The value of software integrity has not skipped over the standards bodies, and a call for such a mechanism exists in IEC62443-4-2 CR3.4. There are a few technologies for this, such as ASLR, and CFI which is superior, but until today implementing CFI in firmware was a daunting task. Nowadays, a commercially available off-the-shelf solution, Karamba’s XGuard, is already protecting millions of Solar Edge inverters that are connected to the national grid. This security mitigation is pushing the envelope of security innovation, and allowing critical infrastructure to utilize such important security controls. It provides zero-day protection, and also buys R&D and customers the time to patch for security in an orderly and efficient manner. Karamba’s XGuard can easily be integrated into any firmware and multiple CPU architectures – from bare metal to embedded Linux – offering product designers and security architects the flexibility to decide how to implement specific controllers and apply the protection across product lines.

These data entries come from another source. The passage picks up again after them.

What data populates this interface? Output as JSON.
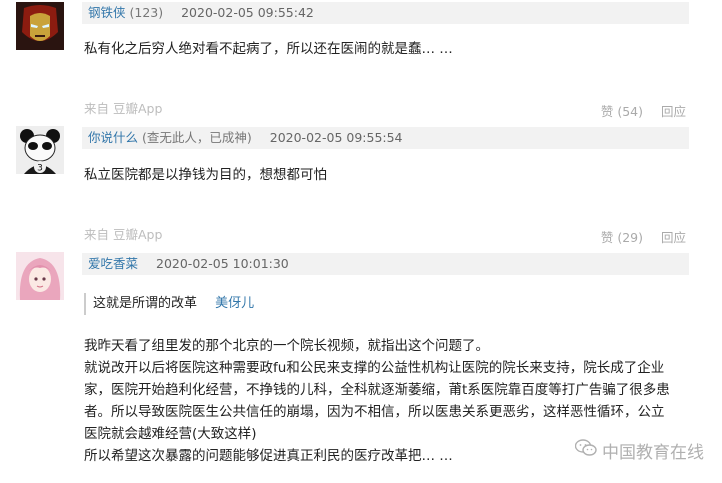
{
  "comments": [
    {
      "author": "钢铁侠",
      "author_sub": "(123)",
      "time": "2020-02-05 09:55:42",
      "text": "私有化之后穷人绝对看不起病了，所以还在医闹的就是蠢… …",
      "source": "来自 豆瓣App",
      "likes": "赞 (54)",
      "reply": "回应"
    },
    {
      "author": "你说什么",
      "author_sub": "(查无此人，已成神)",
      "time": "2020-02-05 09:55:54",
      "text": "私立医院都是以挣钱为目的，想想都可怕",
      "source": "来自 豆瓣App",
      "likes": "赞 (29)",
      "reply": "回应"
    },
    {
      "author": "爱吃香菜",
      "time": "2020-02-05 10:01:30",
      "quote_text": "这就是所谓的改革",
      "quote_author": "美伢儿",
      "lines": [
        "我昨天看了组里发的那个北京的一个院长视频，就指出这个问题了。",
        "就说改开以后将医院这种需要政fu和公民来支撑的公益性机构让医院的院长来支持，院长成了企业",
        "家，医院开始趋利化经营，不挣钱的儿科，全科就逐渐萎缩，莆t系医院靠百度等打广告骗了很多患",
        "者。所以导致医院医生公共信任的崩塌，因为不相信，所以医患关系更恶劣，这样恶性循环，公立",
        "医院就会越难经营(大致这样)",
        "所以希望这次暴露的问题能够促进真正利民的医疗改革把… …"
      ]
    }
  ],
  "watermark": "中国教育在线",
  "colors": {
    "link": "#3377aa",
    "meta_bg": "#f2f2f2",
    "muted": "#aaaaaa"
  }
}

As the critical infrastructure becomes more diverse, with Distributed Energy Resources (DER) and an expanding supplier eco-system, along with the growing risk of sophisticated attackers eying this space, it is expected that agencies like CISA will push for implementation of specific strong security controls. Leveraging existing standards, or expanding on them, can bring to a national grid the innovation needed in order to always be one step ahead of the hacker.